Por: Jonas | 07 Fevereiro 2013
A Câmara dos Comuns aprovou, por 400 votos contra 175, o projeto de casamento igualitário apresentado pelo governo conservador. A aprovação desencadeou um cisma no partido governante. Permitirá o casamento civil e a celebração religiosa.
A reportagem é de Marcelo Justo, publicada no jornal Página/12, 06-02-2012. A tradução é do Cepat.
O casamento gay dividiu pela metade os conservadores e deixou em mau estado o primeiro-ministro David Cameron e seu atribulado projeto “modernizador”. Mais da metade dos 303 deputados conservadores, incluindo vários membros do gabinete, abstiveram-se ou votaram contra o projeto, que sobreviveu graças a uma aliança dos conservadores mais abertos, seus parceiros na coalizão, os liberais-democratas, e a oposição trabalhista.
A vitória na matemática parlamentar foi inequívoca.
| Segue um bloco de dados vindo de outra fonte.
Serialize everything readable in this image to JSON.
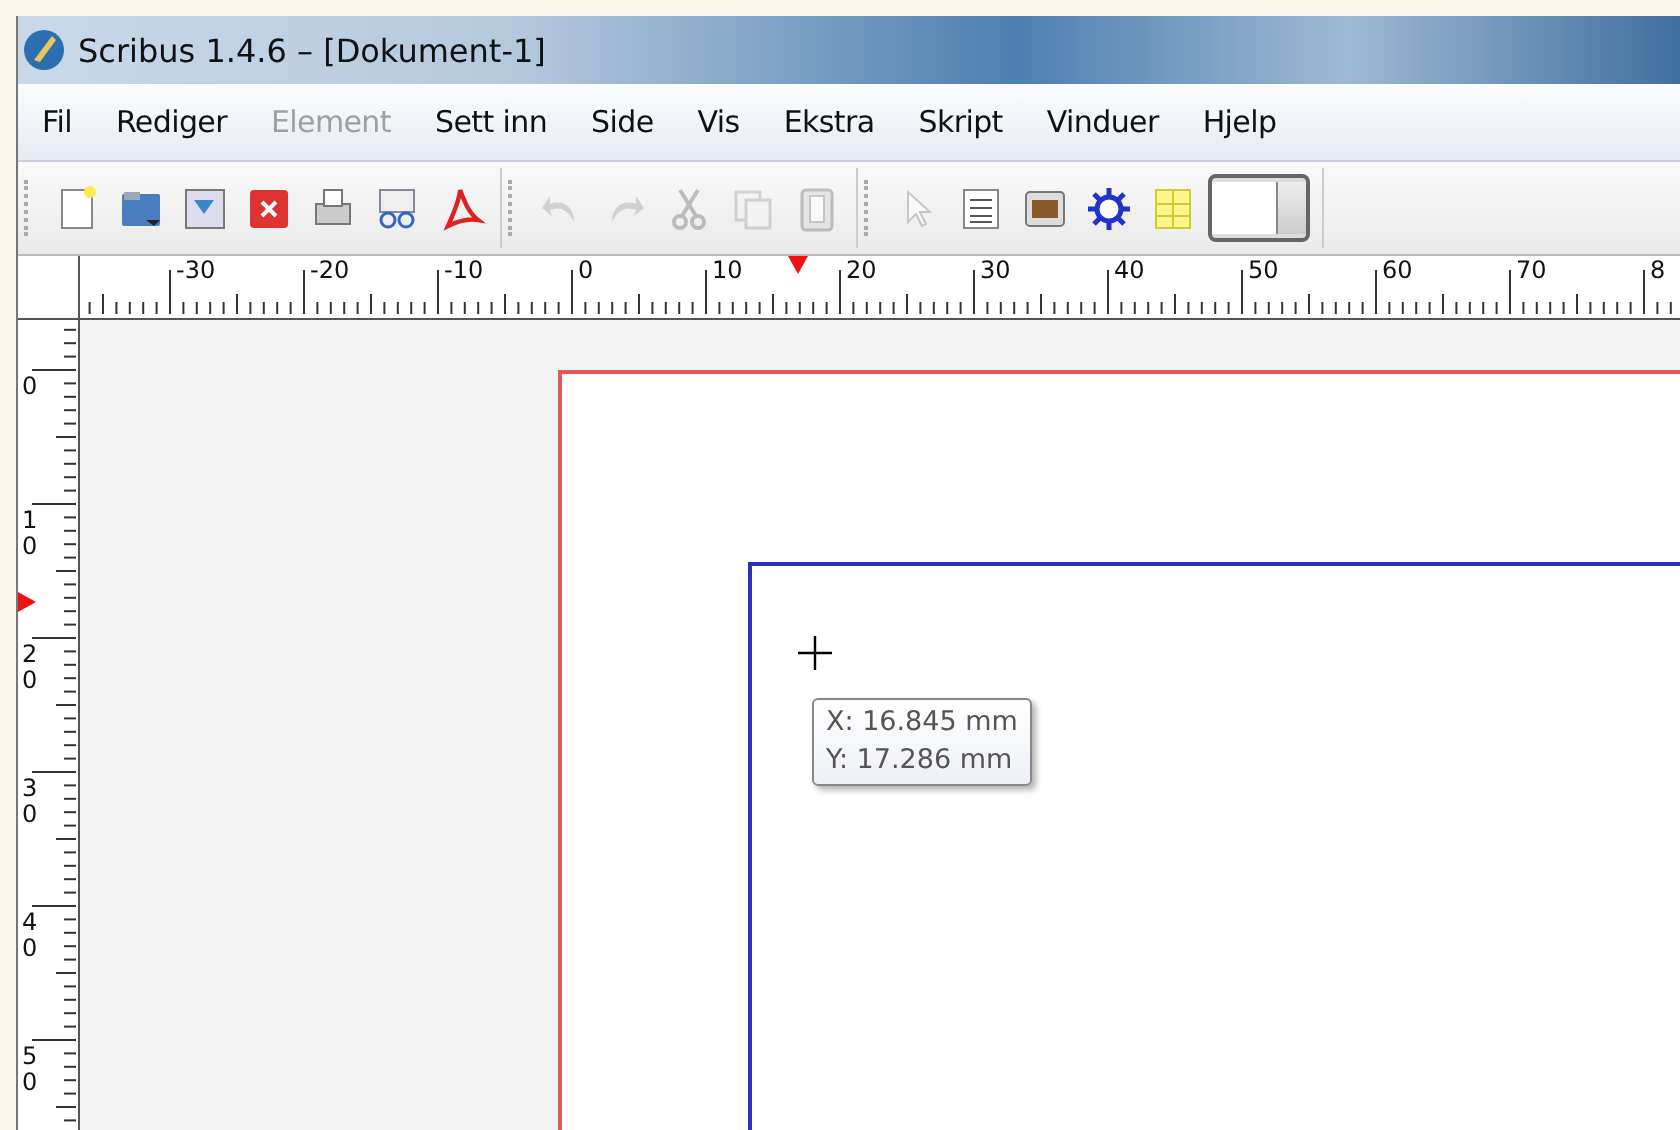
{
  "window": {
    "title": "Scribus 1.4.6 – [Dokument-1]"
  },
  "menu": [
    {
      "label": "Fil",
      "disabled": false
    },
    {
      "label": "Rediger",
      "disabled": false
    },
    {
      "label": "Element",
      "disabled": true
    },
    {
      "label": "Sett inn",
      "disabled": false
    },
    {
      "label": "Side",
      "disabled": false
    },
    {
      "label": "Vis",
      "disabled": false
    },
    {
      "label": "Ekstra",
      "disabled": false
    },
    {
      "label": "Skript",
      "disabled": false
    },
    {
      "label": "Vinduer",
      "disabled": false
    },
    {
      "label": "Hjelp",
      "disabled": false
    }
  ],
  "toolbar": [
    [
      {
        "kind": "new",
        "disabled": false
      },
      {
        "kind": "open",
        "disabled": false
      },
      {
        "kind": "save",
        "disabled": false
      },
      {
        "kind": "close",
        "disabled": false
      },
      {
        "kind": "print",
        "disabled": false
      },
      {
        "kind": "preflight",
        "disabled": false
      },
      {
        "kind": "pdf",
        "disabled": false
      }
    ],
    [
      {
        "kind": "undo",
        "disabled": true
      },
      {
        "kind": "redo",
        "disabled": true
      },
      {
        "kind": "cut",
        "disabled": true
      },
      {
        "kind": "copy",
        "disabled": true
      },
      {
        "kind": "paste",
        "disabled": true
      }
    ],
    [
      {
        "kind": "select",
        "disabled": true
      },
      {
        "kind": "text",
        "disabled": false
      },
      {
        "kind": "image",
        "disabled": false
      },
      {
        "kind": "render",
        "disabled": false
      },
      {
        "kind": "table",
        "disabled": false
      },
      {
        "kind": "shape",
        "disabled": false
      }
    ]
  ],
  "horizontal_ruler": {
    "labels": [
      "-30",
      "-20",
      "-10",
      "0",
      "10",
      "20",
      "30",
      "40",
      "50",
      "60",
      "70",
      "8"
    ],
    "pointer": true
  },
  "vertical_ruler": {
    "labels": [
      "0",
      "10",
      "20",
      "30",
      "40",
      "50"
    ],
    "pointer": true
  },
  "tooltip": {
    "lines": [
      "X: 16.845 mm",
      "Y: 17.286 mm"
    ]
  }
}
Da Câmara, composta por 303 deputados conservadores, 255 trabalhistas e 57 liberais-democratas, recebeu o apoio de 400 deputados, sendo que 175 votaram contra. O problema para Cameron é outro. Dos 175 deputados que rejeitaram o projeto, 139 pertencem ao seu próprio partido, que conta com 303 deputados. Nas pesquisas prévias, três em cada cinco votantes se mostraram favoráveis ao casamento gay, mas um em cada cinco conservadores destacaram que não votariam no primeiro-ministro, em 2015, caso avançasse com o projeto.
O primeiro-ministro defendeu, diante de suas próprias hostes e a sociedade, sua determinação em avançar com o projeto de lei, dizendo que é um “firme convicto nas virtudes do matrimônio” e que não quer que os homossexuais “fiquem excluídos desta grande instituição”. O tom não discriminatório do argumento e a aparência progressista, que uma lei em favor do casamento gay possui, são os últimos vestígios do projeto modernizador que ele lançou ao ser eleito líder de seu partido, em 2005, que acabava de sair derrotado pela terceira vez consecutiva pelos trabalhistas.
Este projeto modernizador procurou suavizar a imagem conservadora ligada ao thatcherismo, ao emergir como guardiões dos serviços públicos ao invés de privatizadores a qualquer custo, ao promover uma agenda social ao invés de estigmatizar os pobres e ao ter uma atitude “liberal” (termo equivalente a progressista nestas ilhas) diante dos temas sociais. Com o estouro financeiro de 2008 e a recessão, os pilares deste projeto, que tinha sido mais discursivo do que programático, foram caindo um após o outro. Com a vitória de 2010, desmoronaram-se. A coalizão formada com os democratas liberais aprovou um dos mais duros ajustes do mundo desenvolvido, e retornou-se à estigmatização dos pobres que, segundo o ministro do Trabalho e Previdência, Ian Duncan Smith, devem sua situação não à loteria social do nascimento, mas aos seus defeitos morais.
Entre as bases conservadoras, o projeto modernizador nunca foi popular. Atiçados pelo tabloide populista ultraconservador “Daily Mail” e o “Daily Telegraph”, as críticas a Cameron cresceram ao lado da crise econômica. Quando a coalizão chegou ao governo, o Reino Unido começava a se recuperar da recessão e exibia um tímido crescimento de 1,7% do Produto Interno Bruto (PIB). O draconiano plano de ajuste afogou essa vacilante recuperação: hoje o Reino Unido está à beira da segunda recessão em um ano. Nas pesquisas e eleições locais, o descontentamento é claro: os trabalhistas terminaram 2012 com uma vantagem de seis pontos nas pesquisas. Nas últimas semanas, multiplicaram-se os rumores de complôs contra o primeiro-ministro.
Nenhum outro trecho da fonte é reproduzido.